The usual symptoms of dysuria, frequency of micturition, and occasionally haematuria (particularly terminal) are not always present, and bacteriuria (105 or greater) may occur in patients who are totally asymptomatic. So called asymptomatic bacteriuria tends to increase with age, and may occur in up to 10%–15% of post-menopausal women. Gram negative organisms, particularly E coli (up to 85%) are the causative agents in most women suffering from UTI, followed by Enterococcus faecalis and Staphylococcus saprophyticus.

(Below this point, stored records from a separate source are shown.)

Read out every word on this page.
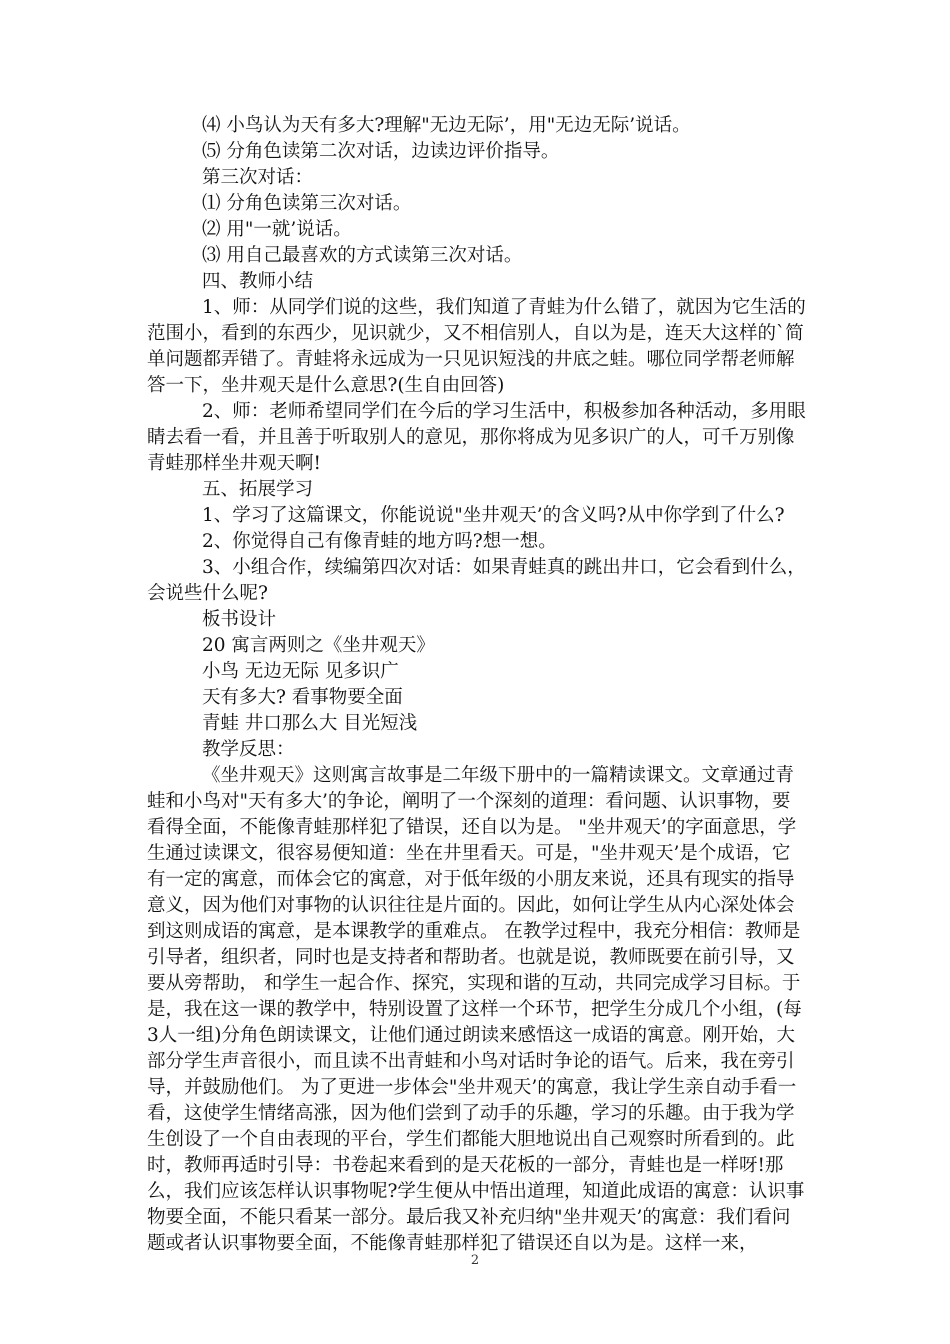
⑷ 小鸟认为天有多大?理解"无边无际’，用"无边无际’说话。

⑸ 分角色读第二次对话，边读边评价指导。

第三次对话：

⑴ 分角色读第三次对话。

⑵ 用"一就’说话。

⑶ 用自己最喜欢的方式读第三次对话。

四、教师小结

1、师：从同学们说的这些，我们知道了青蛙为什么错了，就因为它生活的范围小，看到的东西少，见识就少，又不相信别人，自以为是，连天大这样的`简单问题都弄错了。青蛙将永远成为一只见识短浅的井底之蛙。哪位同学帮老师解答一下，坐井观天是什么意思?(生自由回答)

2、师：老师希望同学们在今后的学习生活中，积极参加各种活动，多用眼睛去看一看，并且善于听取别人的意见，那你将成为见多识广的人，可千万别像青蛙那样坐井观天啊!

五、拓展学习

1、学习了这篇课文，你能说说"坐井观天’的含义吗?从中你学到了什么?

2、你觉得自己有像青蛙的地方吗?想一想。

3、小组合作，续编第四次对话：如果青蛙真的跳出井口，它会看到什么，会说些什么呢?

板书设计

20 寓言两则之《坐井观天》

小鸟 无边无际 见多识广

天有多大? 看事物要全面

青蛙 井口那么大 目光短浅

教学反思：

《坐井观天》这则寓言故事是二年级下册中的一篇精读课文。文章通过青蛙和小鸟对"天有多大’的争论，阐明了一个深刻的道理：看问题、认识事物，要看得全面，不能像青蛙那样犯了错误，还自以为是。 "坐井观天’的字面意思，学生通过读课文，很容易便知道：坐在井里看天。可是，"坐井观天’是个成语，它有一定的寓意，而体会它的寓意，对于低年级的小朋友来说，还具有现实的指导意义，因为他们对事物的认识往往是片面的。因此，如何让学生从内心深处体会到这则成语的寓意，是本课教学的重难点。 在教学过程中，我充分相信：教师是引导者，组织者，同时也是支持者和帮助者。也就是说，教师既要在前引导，又要从旁帮助， 和学生一起合作、探究，实现和谐的互动，共同完成学习目标。于是，我在这一课的教学中，特别设置了这样一个环节，把学生分成几个小组，(每3人一组)分角色朗读课文，让他们通过朗读来感悟这一成语的寓意。刚开始，大部分学生声音很小，而且读不出青蛙和小鸟对话时争论的语气。后来，我在旁引导，并鼓励他们。 为了更进一步体会"坐井观天’的寓意，我让学生亲自动手看一看，这使学生情绪高涨，因为他们尝到了动手的乐趣，学习的乐趣。由于我为学生创设了一个自由表现的平台，学生们都能大胆地说出自己观察时所看到的。此时，教师再适时引导：书卷起来看到的是天花板的一部分，青蛙也是一样呀!那么，我们应该怎样认识事物呢?学生便从中悟出道理，知道此成语的寓意：认识事物要全面，不能只看某一部分。最后我又补充归纳"坐井观天’的寓意：我们看问题或者认识事物要全面，不能像青蛙那样犯了错误还自以为是。这样一来，

2
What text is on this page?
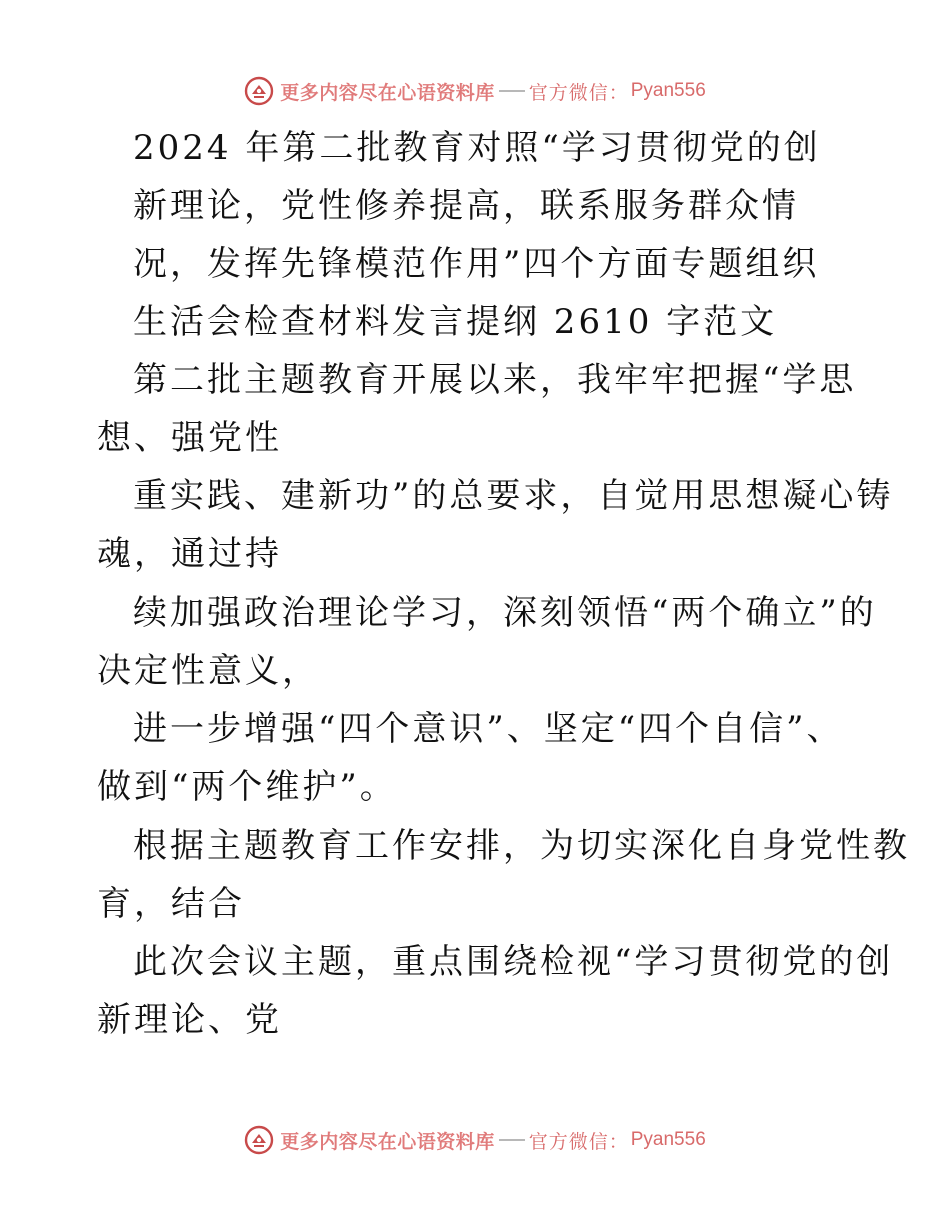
更多内容尽在心语资料库 官方微信： Pyan556
2024 年第二批教育对照“学习贯彻党的创
新理论，党性修养提高，联系服务群众情
况，发挥先锋模范作用”四个方面专题组织
生活会检查材料发言提纲 2610 字范文
第二批主题教育开展以来，我牢牢把握“学思
想、强党性
重实践、建新功”的总要求，自觉用思想凝心铸
魂，通过持
续加强政治理论学习，深刻领悟“两个确立”的
决定性意义，
进一步增强“四个意识”、坚定“四个自信”、
做到“两个维护”。
根据主题教育工作安排，为切实深化自身党性教
育，结合
此次会议主题，重点围绕检视“学习贯彻党的创
新理论、党
更多内容尽在心语资料库 官方微信： Pyan556
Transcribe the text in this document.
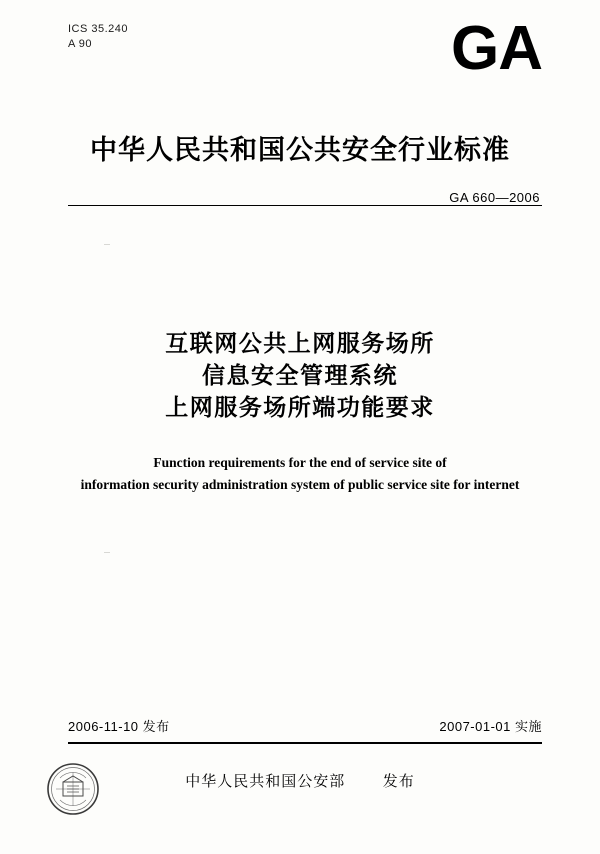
ICS 35.240
A 90	GA
中华人民共和国公共安全行业标准
GA 660—2006
互联网公共上网服务场所
信息安全管理系统
上网服务场所端功能要求
Function requirements for the end of service site of
information security administration system of public service site for internet
2006-11-10 发布	2007-01-01 实施
中华人民共和国公安部	发布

The classic studies of Stamey showed the great importance of prior vaginal colonisation with pathogenic bacteria in women suffering from UTI and the significance of the persistence or reappearance of these organisms in the causation of recurrence of infection.28 The protective role of the normal vaginal flora, particularly lactobacilli, is gradually being accepted. Raz showed the importance of vaginal oestrogen replacement with associated lactobacilli repopulation and reduction of UTI in a cohort of post-menopausal women.29
It is now known that spermicidal agents can kill hydrogen peroxide producing lactobacilli, leading to enhanced vaginal colonisation by uropathogens. This is one reason for inclusion of L rhamnosus GR-1 in a probiotic formulation as it resists spermicides.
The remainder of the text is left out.